Newsgroups: comp.parallel.pvm
From: papadopo@cs.utk.edu (Philip Papadopoulos)
Subject: Re: PVM install problem...
Organization: CS Department, University of Tennessee, Knoxville
Date: 24 Feb 1995 10:55:32 -0500
Message-ID: <3ikvhkINNst0@duncan.cs.utk.edu>

In article <3ik27p$j0q@serra.unipi.it> Marcello-Gianluca <meta@calpar.cnuce.cnr.it> writes:
>dendris@leon.cti.gr wrote:
>>
>> hi everyone,
>>         I just installed PVM 3.3.0 to a SPARCStation 5. I have the following
>> problem: My programs, as well as the distribution examples, do not work or
>> hang when I try to spawn more than 10 - 12 processes (i.e spmd.c when
>> compiled with NPROCS = 10, starts but hangs...)
1) check the /tmp/pvml.<uid> to see if there are any tell-tale messages that
   might point the problem
2) Check the return tid list when instance 0 spawns the other processors
   to see if there is a problem when you originally spawn. 
>> 
>>         Is there anything to do? I tried to increase the available file
>> descriptors to 256, (so that the pvmd will be able to create the necessary
>> sockets) but to no avail... Every idea would be more than welcome.
>> 
>Perhaps, the problem is due to the limit on the number of TCP 
>connections. By default, PVM tries to establish direct TCP connections
>between communicating processes. If PVM reaches the limit, the program
>hangs. We had a similar problem on an IBM SP1.
The daemon makes TCP (or unix domain if available) socket connections
to #local# processes.  The default routing option for PVM
is procees 1 -- pvmd 1 -- pvmd2 -- process 2. The connection between
pvmd 1 and pvmd 2 uses a UDP connection with message retry. 
For speed you can turn on direct routing as an option so that
messages from process 1 to 2 bypass the intermediate daemons.

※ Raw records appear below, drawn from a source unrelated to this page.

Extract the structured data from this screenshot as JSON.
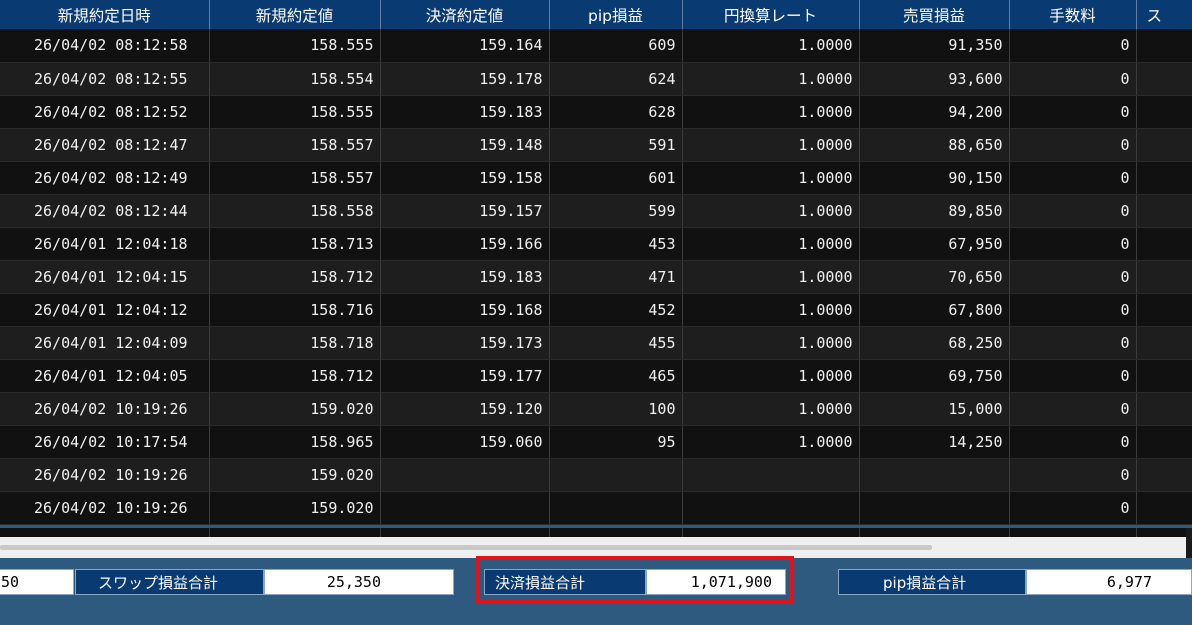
{
  "table": {
    "columns": [
      "新規約定日時",
      "新規約定値",
      "決済約定値",
      "pip損益",
      "円換算レート",
      "売買損益",
      "手数料",
      "ス"
    ],
    "rows": [
      [
        "26/04/02 08:12:58",
        "158.555",
        "159.164",
        "609",
        "1.0000",
        "91,350",
        "0",
        ""
      ],
      [
        "26/04/02 08:12:55",
        "158.554",
        "159.178",
        "624",
        "1.0000",
        "93,600",
        "0",
        ""
      ],
      [
        "26/04/02 08:12:52",
        "158.555",
        "159.183",
        "628",
        "1.0000",
        "94,200",
        "0",
        ""
      ],
      [
        "26/04/02 08:12:47",
        "158.557",
        "159.148",
        "591",
        "1.0000",
        "88,650",
        "0",
        ""
      ],
      [
        "26/04/02 08:12:49",
        "158.557",
        "159.158",
        "601",
        "1.0000",
        "90,150",
        "0",
        ""
      ],
      [
        "26/04/02 08:12:44",
        "158.558",
        "159.157",
        "599",
        "1.0000",
        "89,850",
        "0",
        ""
      ],
      [
        "26/04/01 12:04:18",
        "158.713",
        "159.166",
        "453",
        "1.0000",
        "67,950",
        "0",
        ""
      ],
      [
        "26/04/01 12:04:15",
        "158.712",
        "159.183",
        "471",
        "1.0000",
        "70,650",
        "0",
        ""
      ],
      [
        "26/04/01 12:04:12",
        "158.716",
        "159.168",
        "452",
        "1.0000",
        "67,800",
        "0",
        ""
      ],
      [
        "26/04/01 12:04:09",
        "158.718",
        "159.173",
        "455",
        "1.0000",
        "68,250",
        "0",
        ""
      ],
      [
        "26/04/01 12:04:05",
        "158.712",
        "159.177",
        "465",
        "1.0000",
        "69,750",
        "0",
        ""
      ],
      [
        "26/04/02 10:19:26",
        "159.020",
        "159.120",
        "100",
        "1.0000",
        "15,000",
        "0",
        ""
      ],
      [
        "26/04/02 10:17:54",
        "158.965",
        "159.060",
        "95",
        "1.0000",
        "14,250",
        "0",
        ""
      ],
      [
        "26/04/02 10:19:26",
        "159.020",
        "",
        "",
        "",
        "",
        "0",
        ""
      ],
      [
        "26/04/02 10:19:26",
        "159.020",
        "",
        "",
        "",
        "",
        "0",
        ""
      ]
    ]
  },
  "totals": {
    "left_cut_value": "50",
    "swap_label": "スワップ損益合計",
    "swap_value": "25,350",
    "settle_label": "決済損益合計",
    "settle_value": "1,071,900",
    "pip_label": "pip損益合計",
    "pip_value": "6,977"
  },
  "colors": {
    "header_bg": "#0a3a72",
    "footer_bg": "#2f5a80",
    "highlight": "#e0121b"
  }
}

I believe that in IBM's version of pvm that there is a single pvmd
for the whole SP1 ( an SP1 is a collection of IBM workstations with
a high-performance switch for communications, each  "node" on the SP1 runs a 
complete version of AIX).  The public version will run over the switch
if  you run TCP/IP over the switch and put a pvmd on every  node. 

-Phil Papadopoulos